Except apparently not, because the linked article is literally saying it's not supported.

I get wanting an audit trail, and I get wanting to not delete data if you don't have to for performance reasons, but neither of those things is the same as saying "it's literally not possible to delete stuff".

> Except apparently not, because the linked article is literally saying it's not supported.

Not entirely true. Kafka, out of the box (and as far as I know, I'm no expert) will keep the records for 7 days and delete them afterwards.
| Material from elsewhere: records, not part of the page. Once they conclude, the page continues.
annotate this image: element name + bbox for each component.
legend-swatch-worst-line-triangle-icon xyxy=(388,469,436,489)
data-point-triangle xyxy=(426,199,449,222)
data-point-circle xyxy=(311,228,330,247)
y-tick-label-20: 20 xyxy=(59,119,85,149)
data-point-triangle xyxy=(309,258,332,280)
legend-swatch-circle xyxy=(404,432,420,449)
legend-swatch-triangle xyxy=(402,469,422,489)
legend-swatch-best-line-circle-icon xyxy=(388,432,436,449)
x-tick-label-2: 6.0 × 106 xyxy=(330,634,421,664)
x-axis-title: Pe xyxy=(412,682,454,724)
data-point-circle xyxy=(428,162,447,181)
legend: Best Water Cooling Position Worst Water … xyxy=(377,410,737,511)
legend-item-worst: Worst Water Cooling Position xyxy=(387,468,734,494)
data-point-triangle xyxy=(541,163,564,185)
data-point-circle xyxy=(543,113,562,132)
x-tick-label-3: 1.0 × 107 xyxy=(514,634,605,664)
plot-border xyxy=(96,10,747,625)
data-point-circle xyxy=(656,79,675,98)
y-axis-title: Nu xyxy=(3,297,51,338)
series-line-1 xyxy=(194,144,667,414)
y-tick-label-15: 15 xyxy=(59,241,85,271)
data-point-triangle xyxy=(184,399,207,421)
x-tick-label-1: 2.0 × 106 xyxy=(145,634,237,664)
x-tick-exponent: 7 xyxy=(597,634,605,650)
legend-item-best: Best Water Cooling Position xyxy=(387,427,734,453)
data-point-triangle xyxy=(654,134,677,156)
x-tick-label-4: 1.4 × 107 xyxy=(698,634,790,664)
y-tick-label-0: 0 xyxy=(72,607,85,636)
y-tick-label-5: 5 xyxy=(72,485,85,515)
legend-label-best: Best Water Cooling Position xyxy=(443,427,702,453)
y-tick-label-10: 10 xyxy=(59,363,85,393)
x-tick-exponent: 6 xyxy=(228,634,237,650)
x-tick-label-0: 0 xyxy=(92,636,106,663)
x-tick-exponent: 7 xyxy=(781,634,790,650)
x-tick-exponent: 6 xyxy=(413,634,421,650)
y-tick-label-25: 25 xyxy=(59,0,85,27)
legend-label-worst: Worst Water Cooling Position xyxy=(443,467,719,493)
Most people I know (including myself) use Kafka to keep records for longer and a good option is to use what the article describes, which is to compact the logs. In that case the log, after a configured period of time (or when it reaches determined size) gets compacted and only the latest message with an id gets saved, all previous messages with the same id get deleted (that's why the process needs a message with a null velue to perform the "delete").

Only in the case when you want to keep the data forever and can't use compaction (compaction assumes that your messages always contain the full state of an entity, so the last message will always contain the current state and the previous can be deleted with no side effects), then there's no way to delete a specific message. I'd have to read the exceptions for backups included in GDPR, but you could make the case that, in this case, the Kafka log is maintained only as a backup of the data, to be able to replay it again in case something downstream gets broken.

>Except apparently not, because the linked article is literally saying it's not supported.

I see your point, but you are mistaken (or you took the wrong impression from the article) - it is supported, you just wouldn't want to do it day-to-day, and for the context of the article it might as well not exist. In Kafka, if you want to forcibly delete the data, you could simply just force topic compaction after a delete. Depending on the size of your data, a regular delete could take hours, which would likely blow the resource usage on any decently sized deployment.

I bring this up because a lot of shiny "BigData" databases use Log Structured Merge Trees, which are immutable and deletes are mostly "soft-deletes" until a "compaction".

What is your thought on this?

> Encrypt with a user specific key when the data enters the log. You can effectively delete all the user specific data by throwing the key away. No tracking down files or reprocessing necessary.

from https://news.ycombinator.com/item?id=15847674

From a technical perspective, that seems like a sensible compromise to me.